DILÚVIO DE RANCORES
Chovia torrencialmente a mais de uma hora. Parecia que mais uma vez Deus revoltara-se com a humanidade e num ato estremo de ira incontrolável derramava, agora, sobre a terra um imensurável dilúvio na intenção eminente de exterminar de uma vez por toda com a raça humana.
Relâmpagos rasgavam o céu com raios caindo a todo instante próximo dali, dando-se a impressão que o firmamento desabaria a qualquer momento.
Vitória olhou através da janela e visualizou lá fora as árvores contorcendo-se em um balé alucinante tentando resistir ao ódio implacável da qual se revestira, naquele dia, a mãe natureza. A cortina de água era tão intensa que ela já não conseguia mais enxergar a represa no alto do morro.
Voltou para a sala e olhou mais uma vez para o Ramirez que dormia, como sempre, bêbado sobre o sofá com o rádio ligado no último volume.
Doía-lhe ainda o tapa que ele lhe dera no rosto assim que chegou da cidade. Mais uma vez, sem motivo algum, ele a agredira. Mais uma vez ele lhe batera pelo simples prazer de bater. Era visível a olho nu o ódio que ela nutria por ele. Estavam casados há oito anos e antes disso bem que sua mãe cansou-se de lhe avisar:
----Ele é violento! Todo mundo sabe disso! Livre-se dessa cruz enquanto é tempo!
Porém de nada adiantou a quantidade de conselhos que lhe deram. Infelizmente a paixão falou mais alto que a razão.
Há oito anos vinha suportando tudo aquilo. Nesse tempo todo foram incontáveis as agressões que ela sofrera. Agressões psicológicas inclusive, e essas doíam ainda mais que as agressões físicas. Por sua esterilidade ele vivia chamando-a de traste inútil que não tinha serventia alguma para a humanidade, pois não conseguia gerar um filho.

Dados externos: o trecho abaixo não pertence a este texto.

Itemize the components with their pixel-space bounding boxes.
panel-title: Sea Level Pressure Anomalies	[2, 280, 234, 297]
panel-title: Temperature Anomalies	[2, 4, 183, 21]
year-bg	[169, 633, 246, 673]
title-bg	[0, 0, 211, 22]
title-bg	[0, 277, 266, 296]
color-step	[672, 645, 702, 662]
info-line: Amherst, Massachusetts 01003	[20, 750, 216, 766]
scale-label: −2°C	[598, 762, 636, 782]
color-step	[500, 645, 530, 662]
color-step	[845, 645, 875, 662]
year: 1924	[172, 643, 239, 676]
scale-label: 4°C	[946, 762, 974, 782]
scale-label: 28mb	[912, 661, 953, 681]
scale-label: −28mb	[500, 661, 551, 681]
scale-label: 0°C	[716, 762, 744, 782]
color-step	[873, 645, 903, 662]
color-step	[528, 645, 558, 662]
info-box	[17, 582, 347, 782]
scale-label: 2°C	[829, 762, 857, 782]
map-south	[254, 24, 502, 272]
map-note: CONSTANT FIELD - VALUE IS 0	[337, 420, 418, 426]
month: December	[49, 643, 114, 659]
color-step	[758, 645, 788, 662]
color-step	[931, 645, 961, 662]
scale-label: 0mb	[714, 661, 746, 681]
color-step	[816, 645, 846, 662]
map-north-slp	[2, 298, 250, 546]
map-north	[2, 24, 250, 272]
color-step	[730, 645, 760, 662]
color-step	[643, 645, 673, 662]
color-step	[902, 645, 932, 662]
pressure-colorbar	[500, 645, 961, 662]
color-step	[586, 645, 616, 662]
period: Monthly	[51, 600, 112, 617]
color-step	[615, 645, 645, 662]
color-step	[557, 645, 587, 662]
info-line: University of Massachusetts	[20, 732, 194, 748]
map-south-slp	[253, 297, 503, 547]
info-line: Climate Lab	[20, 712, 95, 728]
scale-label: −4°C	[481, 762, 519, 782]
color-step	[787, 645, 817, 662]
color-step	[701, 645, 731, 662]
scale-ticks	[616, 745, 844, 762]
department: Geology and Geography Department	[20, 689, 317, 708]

Estava absorta em seus pensamentos quando o telefone tocou.
----Senhora vitória? --Perguntou-lhe do outro lado alguém em tom apreensivo.

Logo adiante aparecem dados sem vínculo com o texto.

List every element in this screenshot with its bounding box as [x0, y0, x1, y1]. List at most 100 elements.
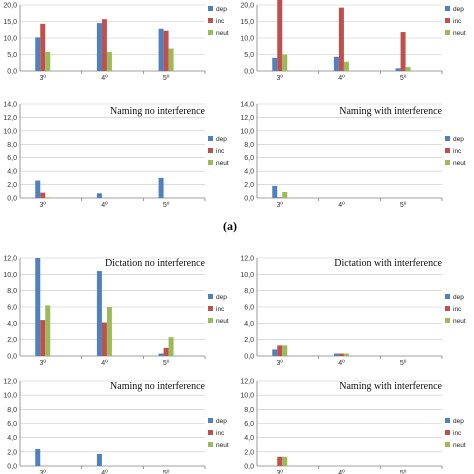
legend-label-neut: neut	[453, 442, 466, 449]
bar-dep-3	[158, 177, 164, 198]
bar-dep-1	[35, 180, 41, 198]
bar-dep-2	[96, 271, 102, 356]
y-tick-label: 8,0	[244, 407, 254, 414]
bar-dep-1	[35, 258, 41, 356]
bar-dep-2	[96, 193, 102, 198]
chart-panel-6: 0,0 2,0 4,0 6,0 8,0 10,0 12,0 3º 4º 5º Dictation w…	[240, 256, 465, 368]
x-tick-label: 4º	[101, 75, 108, 82]
y-tick-label: 8,0	[7, 288, 17, 295]
legend-label-neut: neut	[216, 160, 229, 167]
x-tick-label: 3º	[277, 75, 284, 82]
y-tick-label: 20,0	[3, 3, 17, 10]
legend-swatch-neut	[445, 160, 450, 165]
y-tick-label: 12,0	[3, 379, 17, 386]
y-tick-label: 2,0	[7, 182, 17, 189]
legend-label-neut: neut	[453, 318, 466, 325]
y-tick-label: 4,0	[7, 435, 17, 442]
chart-title: Naming no interference	[110, 381, 206, 392]
bar-neut-2	[343, 353, 349, 356]
bar-inc-2	[101, 19, 107, 71]
x-tick-label: 5º	[400, 202, 407, 209]
y-tick-label: 12,0	[240, 256, 254, 263]
bar-dep-2	[96, 453, 102, 466]
bar-dep-2	[96, 23, 102, 71]
y-tick-label: 8,0	[244, 288, 254, 295]
legend-label-dep: dep	[453, 418, 464, 425]
bar-dep-2	[333, 56, 339, 71]
y-tick-label: 4,0	[244, 435, 254, 442]
x-tick-label: 3º	[277, 202, 284, 209]
legend-label-dep: dep	[453, 6, 464, 13]
x-tick-label: 4º	[101, 202, 108, 209]
y-tick-label: 0,0	[7, 354, 17, 361]
bar-inc-1	[277, 0, 283, 71]
x-tick-label: 4º	[101, 360, 108, 367]
y-tick-label: 15,0	[240, 19, 254, 26]
bar-inc-1	[277, 456, 283, 466]
y-tick-label: 6,0	[244, 155, 254, 162]
legend-swatch-neut	[208, 30, 213, 35]
y-tick-label: 4,0	[7, 321, 17, 328]
y-tick-label: 0,0	[7, 69, 17, 76]
y-tick-label: 0,0	[7, 196, 17, 203]
y-tick-label: 4,0	[7, 169, 17, 176]
legend-label-dep: dep	[216, 294, 227, 301]
bar-neut-3	[168, 48, 174, 71]
legend-swatch-inc	[208, 430, 213, 435]
bar-inc-1	[40, 320, 46, 356]
legend-swatch-inc	[445, 148, 450, 153]
bar-neut-1	[282, 456, 288, 466]
y-tick-label: 10,0	[240, 393, 254, 400]
bar-dep-3	[158, 353, 164, 356]
x-tick-label: 5º	[163, 470, 170, 474]
bar-neut-1	[45, 51, 51, 71]
legend-label-dep: dep	[453, 136, 464, 143]
legend-label-inc: inc	[453, 148, 462, 155]
chart-title: Naming with interference	[339, 381, 442, 392]
legend-label-neut: neut	[453, 30, 466, 37]
legend-swatch-dep	[208, 6, 213, 11]
legend-label-inc: inc	[216, 430, 225, 437]
legend-swatch-neut	[208, 160, 213, 165]
bar-neut-2	[106, 51, 112, 71]
y-tick-label: 10,0	[3, 393, 17, 400]
x-tick-label: 5º	[400, 360, 407, 367]
bar-dep-1	[272, 349, 278, 356]
chart-panel-1: 0,0 5,0 10,0 15,0 20,0 3º 4º 5º dep inc neut	[3, 3, 228, 83]
x-tick-label: 4º	[338, 360, 345, 367]
chart-panel-2: 0,0 5,0 10,0 15,0 20,0 3º 4º 5º dep inc neut	[240, 0, 466, 82]
y-tick-label: 10,0	[3, 272, 17, 279]
bar-neut-1	[282, 54, 288, 71]
legend-label-dep: dep	[216, 6, 227, 13]
bar-dep-3	[158, 28, 164, 71]
x-tick-label: 5º	[163, 75, 170, 82]
y-tick-label: 2,0	[7, 449, 17, 456]
x-tick-label: 3º	[40, 75, 47, 82]
bar-neut-3	[168, 337, 174, 356]
y-tick-label: 20,0	[240, 3, 254, 10]
y-tick-label: 0,0	[244, 69, 254, 76]
legend-label-neut: neut	[216, 318, 229, 325]
bar-inc-1	[40, 23, 46, 72]
y-tick-label: 5,0	[244, 52, 254, 59]
y-tick-label: 2,0	[244, 449, 254, 456]
legend-swatch-inc	[208, 148, 213, 153]
bar-neut-1	[282, 345, 288, 356]
chart-panel-3: 0,0 2,0 4,0 6,0 8,0 10,0 12,0 14,0 3º 4º 5º Naming …	[3, 102, 228, 210]
y-tick-label: 8,0	[7, 407, 17, 414]
y-tick-label: 6,0	[7, 305, 17, 312]
x-tick-label: 5º	[400, 470, 407, 474]
y-tick-label: 6,0	[7, 421, 17, 428]
bar-neut-1	[45, 305, 51, 356]
chart-panel-4: 0,0 2,0 4,0 6,0 8,0 10,0 12,0 14,0 3º 4º 5º Naming …	[240, 102, 465, 210]
legend-swatch-dep	[445, 418, 450, 423]
bar-inc-3	[163, 30, 169, 72]
chart-panel-7: 0,0 2,0 4,0 6,0 8,0 10,0 12,0 3º 4º 5º Naming no i…	[3, 379, 228, 474]
legend-swatch-neut	[208, 442, 213, 447]
y-tick-label: 2,0	[244, 182, 254, 189]
x-tick-label: 4º	[338, 75, 345, 82]
y-tick-label: 10,0	[240, 128, 254, 135]
legend-label-neut: neut	[453, 160, 466, 167]
x-tick-label: 4º	[338, 470, 345, 474]
bar-inc-3	[163, 347, 169, 356]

----Pois não! --Respondeu.
----É o comandante da Guarnição do Corpo de Bombeiros que está falando! Você tem que sair daí imediatamente! A represa no alto do morro corre sério risco de desabamento! Ela trincou em algumas partes e com certeza não vai suportar o volume de água que está recebendo!
----E o resto dos moradores? Vocês já avisaram? --Perguntou Vitória preocupada com a irmã que morava um pouco mais acima.
----Já avisamos todo mundo! Peguem a estrada ao norte em sentido contrário a represa, contornem o mirante, e abriguem-se no posto da Aeronáutica no alto do morro! Mas sejam rápidos, por favor!
----Obrigado comandante! Vamos sair daqui o mais rápido possível! --Respondeu Vitória.
----E o seu marido? --Perguntou o comandante.
----Está dormindo, mas já vou acordá-lo!
----Saiam daí rapidamente! Só faltam vocês! --Advertiu mais uma vez o comandante.
----Já estamos indo! Até logo!
Vitória desligou o telefone e foi em direção ao Ramirez para acordá-lo. Ameaçou chacoalhar-lo, porém parou repentinamente a alguns centímetros dele. Passou a mão sobre o rosto que ainda ardia com o tapa que ele lhe dera. Fuzilou-o com os olhos, descarregando sobre ele todo ódio que tinha incrustado dentro de seu coração ferido por todos esses anos de humilhação. Virou-lhe as costas e saiu em direção a um dos carros da família. A chuva parecia ter aumentado ainda mais. Não dava para se ver quase nada a frente do nariz. Ligou o carro e arrancou em disparada pela estrada que a levaria até o posto da Aeronáutica conforme o comandante havia instruído. A visibilidade era mínima, guiava mais por intuição que propriamente pela certeza. Depois de quase meia hora conseguiu finalmente chegar lá em cima. Assustou-se com um barulho parecido com uma explosão. Olhou para trás e observou lá do outro lado a represa vindo abaixo. Era uma visão assustadora. A água descia pelo vale carregando tudo que encontrava pela frente.
Ramirez não conseguiu se salvar. Ele havia voltado com a camioneta para pegar alguns documentos que esquecera na casa, quando a represa se rompeu. Pelo menos foi essa a versão que ela, aos prantos, deu para todo mundo.